I've been using a Curli brand harness on Willow. The harness is great but now with her longer coat I think it makes her mat more on her chest and leg pits. I'm wondering what brand harness those of you with a longer coated dog are using and if it would work any better in regards to matting than the Curli.


----------



## Sheri (Oct 11, 2008)

I never have found a good harness for a Hav in full coat. :-(


----------



## Chi-Chi's Mom (Dec 10, 2015)

CollarDirect Rolled Leather Dog Harness Step-In Leash
Amazon.com : CollarDirect Rolled Leather Dog Harness Step-In Leash Small Puppy (Lime Green, S) : Pet Supplies

This one was recommended by someone (sorry can't remember who) on a recent thread. I have used it for a couple weeks and it has greatly reduced matting. It took a couple of tries to get the sizing right, but I'm satisfied with it.


----------



## 31818 (Oct 29, 2014)

Ricky is in his natural long coat. We use the Kurgo harness:





It works great and causes no significant matting. It has attachment points for a leash (not included) at both the shoulder and chest so it provides a lot of flexibility. We use it at least twice a day on his walkies. Highly recommended. We do spend about 10 minutes a day combing him out.

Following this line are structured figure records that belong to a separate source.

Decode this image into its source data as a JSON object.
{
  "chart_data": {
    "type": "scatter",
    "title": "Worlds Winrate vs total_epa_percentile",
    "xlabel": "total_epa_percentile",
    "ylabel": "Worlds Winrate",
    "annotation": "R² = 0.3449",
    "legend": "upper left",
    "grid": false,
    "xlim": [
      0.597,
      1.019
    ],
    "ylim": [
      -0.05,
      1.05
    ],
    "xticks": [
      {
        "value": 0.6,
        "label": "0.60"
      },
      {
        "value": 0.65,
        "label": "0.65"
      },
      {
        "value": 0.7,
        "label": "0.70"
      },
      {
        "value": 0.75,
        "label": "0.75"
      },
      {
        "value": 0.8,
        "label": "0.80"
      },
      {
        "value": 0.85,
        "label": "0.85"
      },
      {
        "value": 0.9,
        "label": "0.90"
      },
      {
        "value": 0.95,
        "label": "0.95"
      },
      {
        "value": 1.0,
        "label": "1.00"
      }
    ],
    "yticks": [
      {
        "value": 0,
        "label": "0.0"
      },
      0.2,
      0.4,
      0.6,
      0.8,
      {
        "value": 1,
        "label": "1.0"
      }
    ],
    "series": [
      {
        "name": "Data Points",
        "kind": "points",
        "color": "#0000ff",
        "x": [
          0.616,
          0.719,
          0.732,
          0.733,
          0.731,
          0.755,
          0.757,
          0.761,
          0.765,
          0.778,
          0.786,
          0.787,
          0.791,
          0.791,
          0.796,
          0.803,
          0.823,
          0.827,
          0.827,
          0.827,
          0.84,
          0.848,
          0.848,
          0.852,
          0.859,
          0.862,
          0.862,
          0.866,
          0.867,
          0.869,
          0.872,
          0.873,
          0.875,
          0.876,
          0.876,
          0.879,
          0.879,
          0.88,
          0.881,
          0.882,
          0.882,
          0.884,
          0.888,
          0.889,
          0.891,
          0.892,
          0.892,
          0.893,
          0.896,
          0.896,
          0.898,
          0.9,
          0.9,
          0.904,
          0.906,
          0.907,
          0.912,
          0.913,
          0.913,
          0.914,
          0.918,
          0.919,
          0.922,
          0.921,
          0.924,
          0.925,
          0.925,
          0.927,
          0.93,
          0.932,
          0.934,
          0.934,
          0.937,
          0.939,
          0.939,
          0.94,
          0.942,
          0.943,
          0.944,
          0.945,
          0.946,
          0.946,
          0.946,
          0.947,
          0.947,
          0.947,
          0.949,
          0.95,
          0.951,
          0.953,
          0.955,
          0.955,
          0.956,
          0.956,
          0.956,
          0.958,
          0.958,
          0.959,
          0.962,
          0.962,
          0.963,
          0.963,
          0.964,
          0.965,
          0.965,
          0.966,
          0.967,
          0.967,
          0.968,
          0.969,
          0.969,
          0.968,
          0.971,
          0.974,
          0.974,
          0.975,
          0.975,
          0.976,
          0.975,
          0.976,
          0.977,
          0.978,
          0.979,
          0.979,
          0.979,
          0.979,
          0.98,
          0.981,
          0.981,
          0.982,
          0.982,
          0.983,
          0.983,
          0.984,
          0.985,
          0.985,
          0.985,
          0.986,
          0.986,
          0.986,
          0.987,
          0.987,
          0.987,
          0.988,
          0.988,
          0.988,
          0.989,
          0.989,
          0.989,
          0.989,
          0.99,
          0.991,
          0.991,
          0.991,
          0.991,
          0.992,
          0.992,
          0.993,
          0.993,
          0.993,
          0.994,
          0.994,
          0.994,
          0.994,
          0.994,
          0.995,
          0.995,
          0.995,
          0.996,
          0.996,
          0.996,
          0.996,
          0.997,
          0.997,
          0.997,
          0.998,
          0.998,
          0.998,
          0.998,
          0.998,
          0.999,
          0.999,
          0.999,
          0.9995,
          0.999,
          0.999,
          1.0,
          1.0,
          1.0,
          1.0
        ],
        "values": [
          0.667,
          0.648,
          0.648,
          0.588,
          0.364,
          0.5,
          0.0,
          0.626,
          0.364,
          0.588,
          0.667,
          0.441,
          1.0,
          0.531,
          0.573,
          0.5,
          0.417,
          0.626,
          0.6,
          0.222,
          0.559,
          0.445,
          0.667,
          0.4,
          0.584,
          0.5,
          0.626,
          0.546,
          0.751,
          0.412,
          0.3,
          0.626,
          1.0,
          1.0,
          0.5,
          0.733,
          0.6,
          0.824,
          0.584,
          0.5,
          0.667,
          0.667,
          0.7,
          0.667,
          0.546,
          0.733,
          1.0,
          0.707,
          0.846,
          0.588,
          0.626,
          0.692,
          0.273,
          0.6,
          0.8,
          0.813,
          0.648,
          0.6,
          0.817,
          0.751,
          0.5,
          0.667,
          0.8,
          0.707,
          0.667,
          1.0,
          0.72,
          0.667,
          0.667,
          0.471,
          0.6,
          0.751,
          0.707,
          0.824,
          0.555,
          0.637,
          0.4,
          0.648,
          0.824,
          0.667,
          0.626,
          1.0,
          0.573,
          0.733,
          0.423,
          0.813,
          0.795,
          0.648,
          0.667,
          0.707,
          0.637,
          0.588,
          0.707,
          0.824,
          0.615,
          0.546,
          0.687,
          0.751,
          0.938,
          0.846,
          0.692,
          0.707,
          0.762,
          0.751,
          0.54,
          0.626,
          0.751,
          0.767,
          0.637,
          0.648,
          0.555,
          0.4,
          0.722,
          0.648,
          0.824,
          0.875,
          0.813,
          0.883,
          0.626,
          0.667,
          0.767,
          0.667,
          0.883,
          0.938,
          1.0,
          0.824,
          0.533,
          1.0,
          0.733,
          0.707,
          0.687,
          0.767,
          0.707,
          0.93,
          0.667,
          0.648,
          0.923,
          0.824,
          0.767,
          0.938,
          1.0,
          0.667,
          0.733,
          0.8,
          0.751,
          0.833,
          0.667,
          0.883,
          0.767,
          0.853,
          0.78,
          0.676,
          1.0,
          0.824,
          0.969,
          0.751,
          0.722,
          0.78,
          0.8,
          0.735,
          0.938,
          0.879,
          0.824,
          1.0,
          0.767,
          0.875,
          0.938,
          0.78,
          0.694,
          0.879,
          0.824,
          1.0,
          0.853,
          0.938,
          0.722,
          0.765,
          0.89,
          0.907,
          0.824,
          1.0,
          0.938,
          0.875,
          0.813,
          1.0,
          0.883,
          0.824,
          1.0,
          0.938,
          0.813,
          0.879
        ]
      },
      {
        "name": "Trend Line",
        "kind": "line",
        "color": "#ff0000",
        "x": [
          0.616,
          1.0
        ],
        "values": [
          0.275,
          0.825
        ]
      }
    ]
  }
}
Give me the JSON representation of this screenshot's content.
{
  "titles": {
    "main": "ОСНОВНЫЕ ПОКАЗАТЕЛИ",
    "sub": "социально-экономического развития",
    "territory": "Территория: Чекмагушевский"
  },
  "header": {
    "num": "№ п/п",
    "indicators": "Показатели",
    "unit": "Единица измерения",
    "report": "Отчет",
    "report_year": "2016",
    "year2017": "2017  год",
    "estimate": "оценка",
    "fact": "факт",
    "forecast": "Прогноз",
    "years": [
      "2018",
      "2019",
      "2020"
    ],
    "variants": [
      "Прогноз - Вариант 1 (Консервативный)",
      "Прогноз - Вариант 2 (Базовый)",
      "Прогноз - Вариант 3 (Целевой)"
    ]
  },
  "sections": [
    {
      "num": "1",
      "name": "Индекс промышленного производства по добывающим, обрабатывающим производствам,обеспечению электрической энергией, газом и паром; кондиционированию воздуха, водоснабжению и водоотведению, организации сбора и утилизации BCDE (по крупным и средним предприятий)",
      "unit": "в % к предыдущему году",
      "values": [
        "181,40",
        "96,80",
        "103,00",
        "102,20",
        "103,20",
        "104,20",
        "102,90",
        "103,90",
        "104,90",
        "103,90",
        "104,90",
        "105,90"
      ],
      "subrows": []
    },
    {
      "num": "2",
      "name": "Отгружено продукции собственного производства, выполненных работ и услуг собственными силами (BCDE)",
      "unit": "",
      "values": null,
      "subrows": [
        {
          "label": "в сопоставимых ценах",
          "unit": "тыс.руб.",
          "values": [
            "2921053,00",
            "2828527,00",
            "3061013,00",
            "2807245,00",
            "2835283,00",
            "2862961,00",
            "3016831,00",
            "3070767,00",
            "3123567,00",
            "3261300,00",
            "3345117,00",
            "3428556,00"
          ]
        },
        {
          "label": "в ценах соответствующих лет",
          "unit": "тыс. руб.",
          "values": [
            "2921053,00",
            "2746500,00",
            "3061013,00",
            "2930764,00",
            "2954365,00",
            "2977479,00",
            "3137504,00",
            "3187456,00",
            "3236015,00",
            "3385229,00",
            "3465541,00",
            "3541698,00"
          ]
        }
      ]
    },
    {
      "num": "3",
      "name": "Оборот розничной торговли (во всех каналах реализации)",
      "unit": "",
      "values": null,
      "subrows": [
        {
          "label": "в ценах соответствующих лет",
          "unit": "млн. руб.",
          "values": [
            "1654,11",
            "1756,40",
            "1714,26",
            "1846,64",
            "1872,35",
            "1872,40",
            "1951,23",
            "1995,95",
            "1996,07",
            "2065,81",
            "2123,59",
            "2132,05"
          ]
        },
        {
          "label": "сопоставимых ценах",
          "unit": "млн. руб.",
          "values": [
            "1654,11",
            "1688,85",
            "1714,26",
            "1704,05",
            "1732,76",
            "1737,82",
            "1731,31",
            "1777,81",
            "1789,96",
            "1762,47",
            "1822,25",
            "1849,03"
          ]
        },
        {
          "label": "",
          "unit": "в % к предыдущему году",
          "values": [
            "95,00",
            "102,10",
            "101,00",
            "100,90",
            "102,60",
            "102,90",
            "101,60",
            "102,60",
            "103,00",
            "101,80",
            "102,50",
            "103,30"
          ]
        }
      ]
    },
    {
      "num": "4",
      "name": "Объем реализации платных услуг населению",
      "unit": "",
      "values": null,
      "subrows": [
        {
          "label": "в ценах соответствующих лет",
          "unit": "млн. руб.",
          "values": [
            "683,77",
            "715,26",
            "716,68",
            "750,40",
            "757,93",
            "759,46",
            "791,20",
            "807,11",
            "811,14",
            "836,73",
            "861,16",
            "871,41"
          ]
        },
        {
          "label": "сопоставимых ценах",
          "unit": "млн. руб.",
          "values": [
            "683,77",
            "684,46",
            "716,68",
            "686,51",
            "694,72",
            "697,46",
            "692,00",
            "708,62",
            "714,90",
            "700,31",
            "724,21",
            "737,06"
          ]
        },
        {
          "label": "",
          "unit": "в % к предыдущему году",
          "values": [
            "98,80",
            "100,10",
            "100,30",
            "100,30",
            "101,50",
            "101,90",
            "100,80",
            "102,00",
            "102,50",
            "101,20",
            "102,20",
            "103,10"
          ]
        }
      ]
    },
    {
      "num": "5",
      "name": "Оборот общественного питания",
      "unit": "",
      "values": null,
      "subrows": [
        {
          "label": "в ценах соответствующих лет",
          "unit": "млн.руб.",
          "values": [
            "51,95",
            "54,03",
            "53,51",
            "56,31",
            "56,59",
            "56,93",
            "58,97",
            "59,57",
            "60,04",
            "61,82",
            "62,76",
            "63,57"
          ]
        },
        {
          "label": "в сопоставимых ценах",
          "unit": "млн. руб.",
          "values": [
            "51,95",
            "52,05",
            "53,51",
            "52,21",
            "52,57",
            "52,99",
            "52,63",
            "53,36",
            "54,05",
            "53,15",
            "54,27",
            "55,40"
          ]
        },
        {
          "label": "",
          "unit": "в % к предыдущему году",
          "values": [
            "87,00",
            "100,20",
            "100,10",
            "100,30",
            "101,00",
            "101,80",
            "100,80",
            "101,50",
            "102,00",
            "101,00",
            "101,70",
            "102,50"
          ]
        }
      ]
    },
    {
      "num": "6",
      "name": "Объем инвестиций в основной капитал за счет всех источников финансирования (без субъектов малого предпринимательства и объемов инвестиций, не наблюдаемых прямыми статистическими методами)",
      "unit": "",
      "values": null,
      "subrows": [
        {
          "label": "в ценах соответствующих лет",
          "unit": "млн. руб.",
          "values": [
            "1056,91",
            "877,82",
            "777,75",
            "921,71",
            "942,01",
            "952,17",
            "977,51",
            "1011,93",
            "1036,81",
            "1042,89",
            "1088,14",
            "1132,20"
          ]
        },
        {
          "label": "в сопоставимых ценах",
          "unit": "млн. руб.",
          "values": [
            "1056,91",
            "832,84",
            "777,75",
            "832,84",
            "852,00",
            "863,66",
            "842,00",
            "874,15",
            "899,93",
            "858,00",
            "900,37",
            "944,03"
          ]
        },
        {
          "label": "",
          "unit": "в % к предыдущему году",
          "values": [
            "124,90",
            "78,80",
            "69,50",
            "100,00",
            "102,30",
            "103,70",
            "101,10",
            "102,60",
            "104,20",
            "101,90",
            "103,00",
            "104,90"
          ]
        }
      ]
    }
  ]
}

Ricky weighs about 15 pounds and we use the "small" size.

Ricky's Popi


----------



## Jackie from Concrete WA (Mar 23, 2015)

Thanks Ricky's Popi and Chi-Chi's Mom. I'll check them out.


----------



## CaroleG (Aug 13, 2016)

Have the same problem. Have 3 various sizes of curli and loved them. Then came the matts. I will try one of the ones listed above.


----------



## Barbara Levy (Apr 22, 2016)

Chi-Chi's Mom said:


> CollarDirect Rolled Leather Dog Harness Step-In Leash
> Amazon.com : CollarDirect Rolled Leather Dog Harness Step-In Leash Small Puppy (Lime Green, S) : Pet Supplies
> 
> This one was recommended by someone (sorry can't remember who) on a recent thread. I have used it for a couple weeks and it has greatly reduced matting. It took a couple of tries to get the sizing right, but I'm satisfied with it.


I am the one using the rolled leather dog harness. I had Loki in a small but after his haircut today I may order an xs. He seems so tiny.


----------



## 31818 (Oct 29, 2014)

Barbara Levy said:


> I had Loki in a small but after his haircut today I may order an xs. He seems so tiny.


ound: When we give Ricky a bath and all wet, he looks like a Chihuahua!

Ricky's Popi


----------



## jingerb (Aug 9, 2015)

Ricky Ricardo said:


> ound: When we give Ricky a bath and all wet, he looks like a Chihuahua!
> 
> Ricky's Popi


Don't yu sat dat 'bout my brudder! 
We R cute and tuff wet or dry! 
Wuv,
Stanley Frederick


----------